"Danger Man" steps behind the Iron Curtain as M9 agent John Drake travels to Prague to search for missing M9 agent Desmond Pearson (Jerry Stovin) in "The Professionals," which maintains limited suspense within a shaky narrative.
Writers Wilfred Greatorex, also the series' script editor, and Louis Marks inject their characters with distinctive traits, and their script puts them into suitably compromising positions, but their overall premise lacks conviction, relying too much on personal color at the expense of compelling reasons to produce that color, while the corresponding action seems stretched to fill the story's running time.

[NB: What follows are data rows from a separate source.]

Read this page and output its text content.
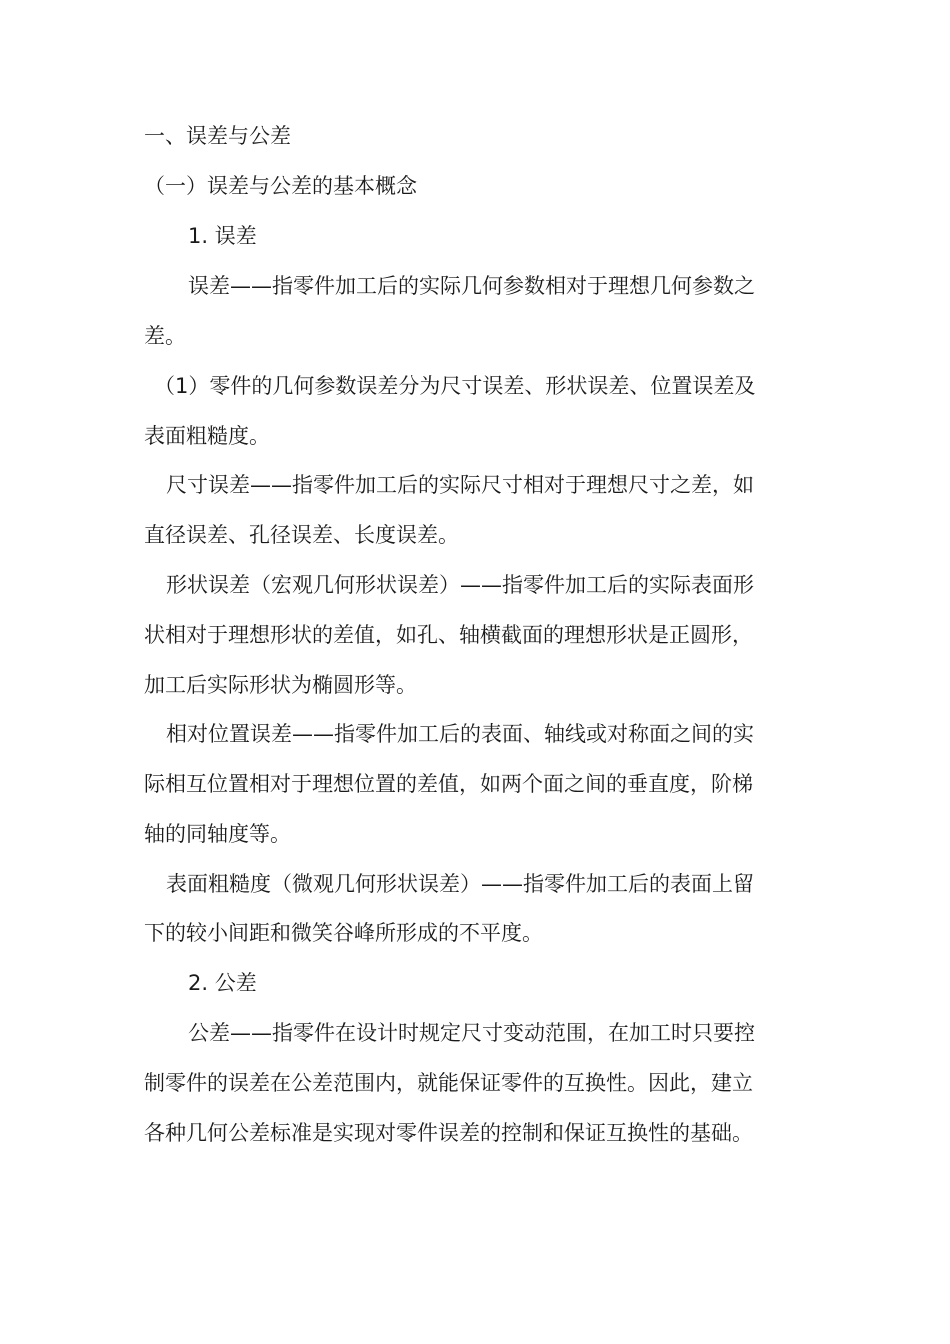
一、误差与公差
（一）误差与公差的基本概念
1. 误差
误差——指零件加工后的实际几何参数相对于理想几何参数之
差。
（1）零件的几何参数误差分为尺寸误差、形状误差、位置误差及
表面粗糙度。
尺寸误差——指零件加工后的实际尺寸相对于理想尺寸之差，如
直径误差、孔径误差、长度误差。
形状误差（宏观几何形状误差）——指零件加工后的实际表面形
状相对于理想形状的差值，如孔、轴横截面的理想形状是正圆形，
加工后实际形状为椭圆形等。
相对位置误差——指零件加工后的表面、轴线或对称面之间的实
际相互位置相对于理想位置的差值，如两个面之间的垂直度，阶梯
轴的同轴度等。
表面粗糙度（微观几何形状误差）——指零件加工后的表面上留
下的较小间距和微笑谷峰所形成的不平度。
2. 公差
公差——指零件在设计时规定尺寸变动范围，在加工时只要控
制零件的误差在公差范围内，就能保证零件的互换性。因此，建立
各种几何公差标准是实现对零件误差的控制和保证互换性的基础。
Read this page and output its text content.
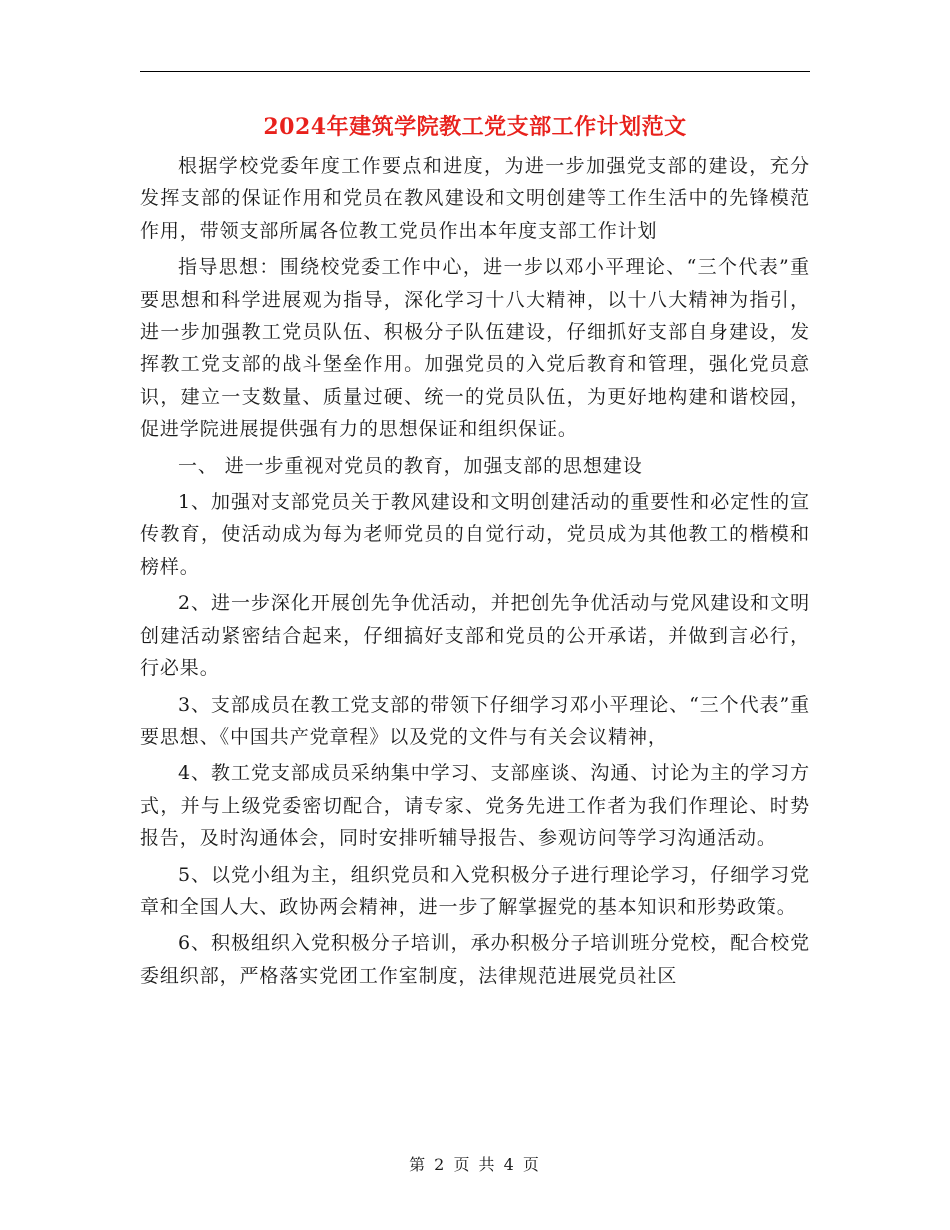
2024年建筑学院教工党支部工作计划范文

根据学校党委年度工作要点和进度，为进一步加强党支部的建设，充分发挥支部的保证作用和党员在教风建设和文明创建等工作生活中的先锋模范作用，带领支部所属各位教工党员作出本年度支部工作计划

指导思想：围绕校党委工作中心，进一步以邓小平理论、“三个代表”重要思想和科学进展观为指导，深化学习十八大精神，以十八大精神为指引，进一步加强教工党员队伍、积极分子队伍建设，仔细抓好支部自身建设，发挥教工党支部的战斗堡垒作用。加强党员的入党后教育和管理，强化党员意识，建立一支数量、质量过硬、统一的党员队伍，为更好地构建和谐校园，促进学院进展提供强有力的思想保证和组织保证。

一、 进一步重视对党员的教育，加强支部的思想建设

1、加强对支部党员关于教风建设和文明创建活动的重要性和必定性的宣传教育，使活动成为每为老师党员的自觉行动，党员成为其他教工的楷模和榜样。

2、进一步深化开展创先争优活动，并把创先争优活动与党风建设和文明创建活动紧密结合起来，仔细搞好支部和党员的公开承诺，并做到言必行，行必果。

3、支部成员在教工党支部的带领下仔细学习邓小平理论、“三个代表”重要思想、《中国共产党章程》以及党的文件与有关会议精神，

4、教工党支部成员采纳集中学习、支部座谈、沟通、讨论为主的学习方式，并与上级党委密切配合，请专家、党务先进工作者为我们作理论、时势报告，及时沟通体会，同时安排听辅导报告、参观访问等学习沟通活动。

5、以党小组为主，组织党员和入党积极分子进行理论学习，仔细学习党章和全国人大、政协两会精神，进一步了解掌握党的基本知识和形势政策。

6、积极组织入党积极分子培训，承办积极分子培训班分党校，配合校党委组织部，严格落实党团工作室制度，法律规范进展党员社区

第 2 页 共 4 页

Masquerading as tippling embassy functionary Terrence Stewart, Drake is quickly assigned the task of finding Pearson, his own cover that of a businessman, after his frantic wife Joan (Helen Cherry) finally convinces the embassy that his disappearance, hardly his first unexplained absence, isn't simply another of his indiscretions.
At an embassy party, Drake soon attracts the attention of local Milos Kaldor (Alex Scott), who runs a honeytrap that includes vivacious, voluptuous Ira (Nadja Regin), who had a relationship with Desmond and, at Kaldor's insistence, dallies with Drake. When Drake is drugged at one of Kaldor's parties, he finds himself arrested and charged with vehicular assault, a contrived plot point that ultimately comes to nothing as Drake is soon urging Joan Desmond to flee the country with her children as he closes in on Desmond's whereabouts.
His Drake needing to maintain his alias, McGoohan displays versatility to carry "The Professionals" to the border, with Scott generally resisting the temptation to overplay his unsavory Czech character as Cherry does what she can in a catalyst role.
The wasted opportunity is Stovin's character Desmond, who only appears in the last half and is essentially passive ballast for Drake's resourcefulness. Left unspoken is any hint that his previous disappearances might have been his actual espionage work, and what that work had entailed, under the guise of doing business. This would have justified Drake's having to sneak behind the Iron Curtain to exfiltrate him and his family.
Director Michael Truman draws out the closing escape sequence to fill the running time, and although it avoids cliché chases and shootouts it dilutes the danger and excitement. Ironically, the thin narrative of "The Professionals" seems more suited to "Danger Man"'s previous half-hour format instead.